Search code examples
javaarraysregexstringjava-stream

How to check if any word from a list is in a string as a whole word (i.e. not as part of another word)?


I need to check if any string from a string list matches wholly (whole word search) within the input string; i.e. it should not match the word in between characters.

An incorrect attempt:

String input = "i was hoping the number";
String[] valid = new String[] { "nip", "pin" };
if (Arrays.stream(valid).anyMatch(input::contains)) {
    System.out.println("valid");
}

My output is valid, which is not correct. It is fetching the pin string from the hoping word.
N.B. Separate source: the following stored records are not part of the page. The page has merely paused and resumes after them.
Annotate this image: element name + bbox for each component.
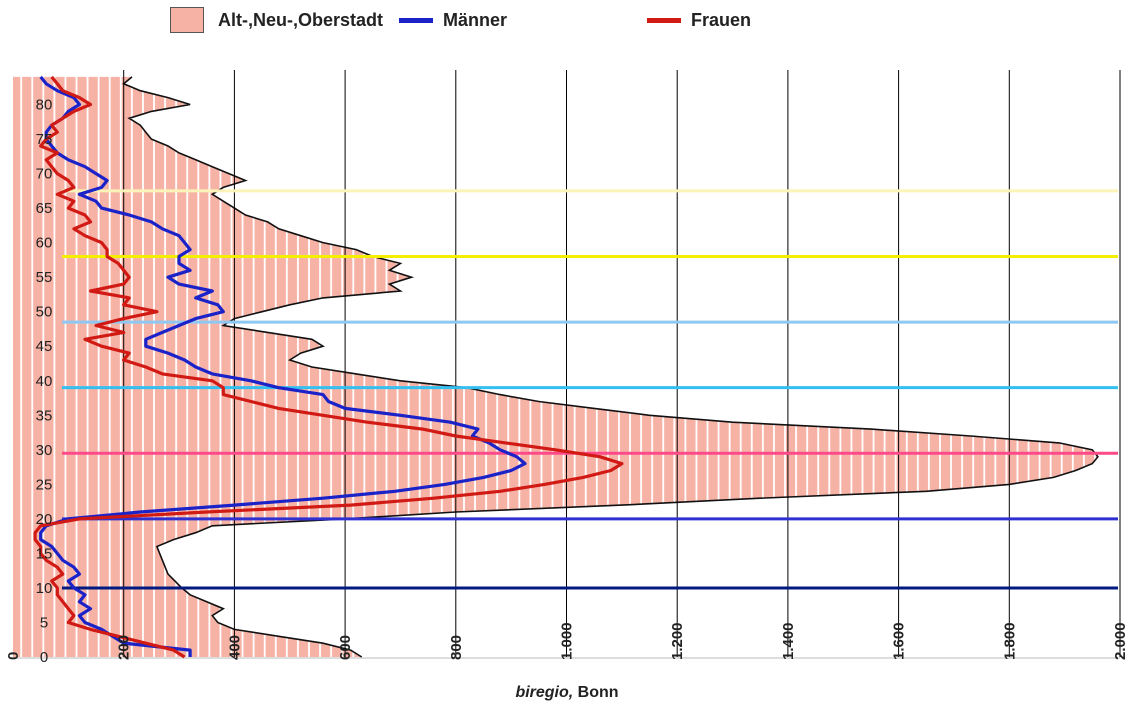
- legend-item-area: Alt-,Neu-,Oberstadt: [170, 7, 383, 33]
- area-fill: [13, 76, 1098, 657]
- y-tick-label: 30: [36, 442, 53, 459]
- source-plain: Bonn: [573, 684, 619, 701]
- x-tick-label: 1.800: [1001, 622, 1018, 660]
- legend-item-women: Frauen: [647, 10, 751, 31]
- legend-swatch-area: [170, 7, 204, 33]
- x-tick-label: 400: [226, 635, 243, 660]
- y-tick-label: 50: [36, 304, 53, 321]
- legend-swatch-women: [647, 17, 682, 23]
- legend-label-men: Männer: [443, 9, 508, 30]
- source-label: biregio, Bonn: [0, 684, 1134, 702]
- y-tick-label: 55: [36, 269, 53, 286]
- x-tick-label: 800: [448, 635, 465, 660]
- x-tick-label: 200: [116, 635, 133, 660]
- y-tick-label: 40: [36, 373, 53, 390]
- legend-label-women: Frauen: [691, 9, 752, 30]
- y-tick-label: 10: [36, 580, 53, 597]
- y-tick-label: 20: [36, 511, 53, 528]
- y-tick-label: 0: [40, 649, 48, 666]
- y-tick-label: 5: [40, 614, 48, 631]
- legend-item-men: Männer: [399, 10, 507, 31]
- area-outline: [122, 76, 1099, 658]
- y-tick-label: 70: [36, 166, 53, 183]
- x-tick-label: 1.200: [669, 622, 686, 660]
- y-tick-label: 45: [36, 338, 53, 355]
- x-tick-label: 1.600: [891, 622, 908, 660]
- x-tick-label: 1.400: [780, 622, 797, 660]
- legend: Alt-,Neu-,Oberstadt Männer Frauen: [170, 5, 751, 35]
- x-tick-label: 600: [337, 635, 354, 660]
- x-tick-label: 1.000: [559, 622, 576, 660]
- y-tick-label: 75: [36, 131, 53, 148]
- y-tick-label: 65: [36, 200, 53, 217]
- men-line: [39, 75, 527, 657]
- y-tick-label: 80: [36, 97, 53, 114]
- y-tick-label: 15: [36, 545, 53, 562]
- legend-label-area: Alt-,Neu-,Oberstadt: [218, 9, 384, 30]
- legend-swatch-men: [399, 17, 434, 23]
- women-line: [33, 75, 624, 659]
- y-tick-label: 35: [36, 407, 53, 424]
- y-tick-label: 60: [36, 235, 53, 252]
- x-tick-label: 2.000: [1112, 622, 1129, 660]
- y-tick-label: 25: [36, 476, 53, 493]
- x-tick-label: 0: [5, 652, 22, 660]
- source-italic: biregio,: [515, 684, 574, 701]
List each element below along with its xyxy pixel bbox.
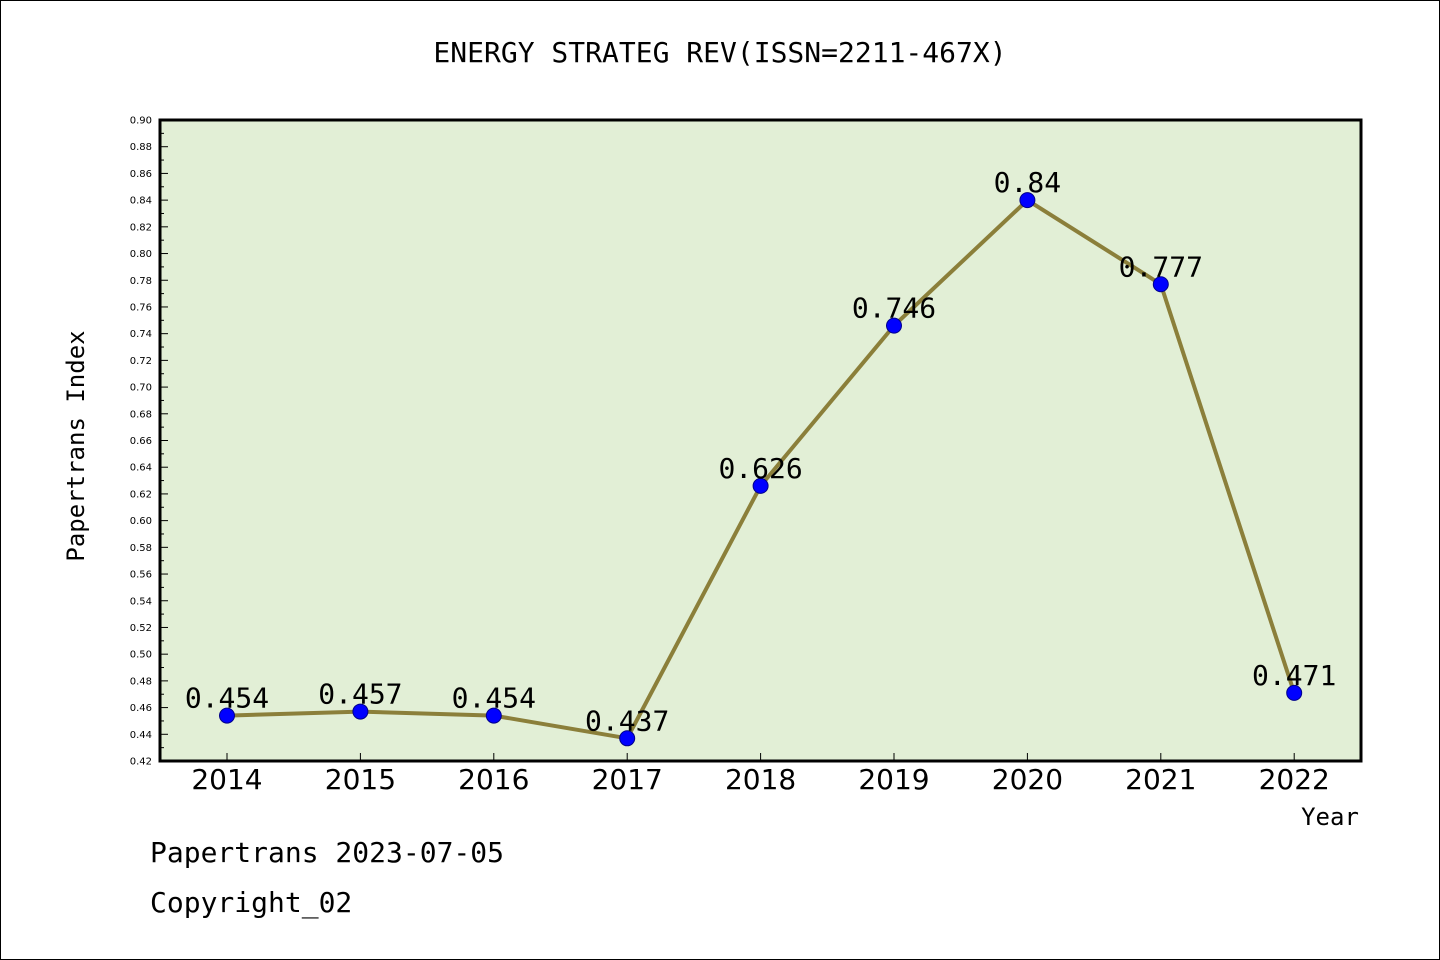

I should be able to match only if the pin word is separate.


Solution

  • Do it as follows:

    import java.util.Arrays;
    import java.util.regex.Pattern;
    
    public class Main {
        public static void main(String[] args) {
            String input = "i was hoping the number";
            String[] valid = new String[] { "nip", "pin" };
            if (Arrays.stream(valid).anyMatch(p -> Pattern.compile("\\b" + p + "\\b").matcher(input).find())) {
                System.out.println("valid");
            }
        }
    }
    

    Note that \b is used for word boundary which I have added before and after the matching words to create word boundary for them.

    Some more tests:

    import java.util.Arrays;
    import java.util.regex.Pattern;
    
    public class Main {
        public static void main(String[] args) {
            String[] testStrings = { "i was hoping the number", "my pin is 123", "the word, turnip ends with nip",
                    "turnip is a vegetable" };
            String[] valid = new String[] { "nip", "pin" };
            for (String input : testStrings) {
                if (Arrays.stream(valid).anyMatch(p -> Pattern.compile("\\b" + p + "\\b").matcher(input).find())) {
                    System.out.println(input + " => " + "valid");
                } else {
                    System.out.println(input + " => " + "invalid");
                }
            }
        }
    }
    

    Output:

    i was hoping the number => invalid
    my pin is 123 => valid
    the word, turnip ends with nip => valid
    turnip is a vegetable => invalid
    

    Solution without using Stream API:

    import java.util.regex.Pattern;
    
    public class Main {
        public static void main(String[] args) {
            String input = "i was hoping the number";
            String[] valid = new String[] { "nip", "pin" };
            for (String toBeMatched : valid) {
                if (Pattern.compile("\\b" + toBeMatched + "\\b").matcher(input).find()) {
                    System.out.println("valid");
                }
            }
        }
    }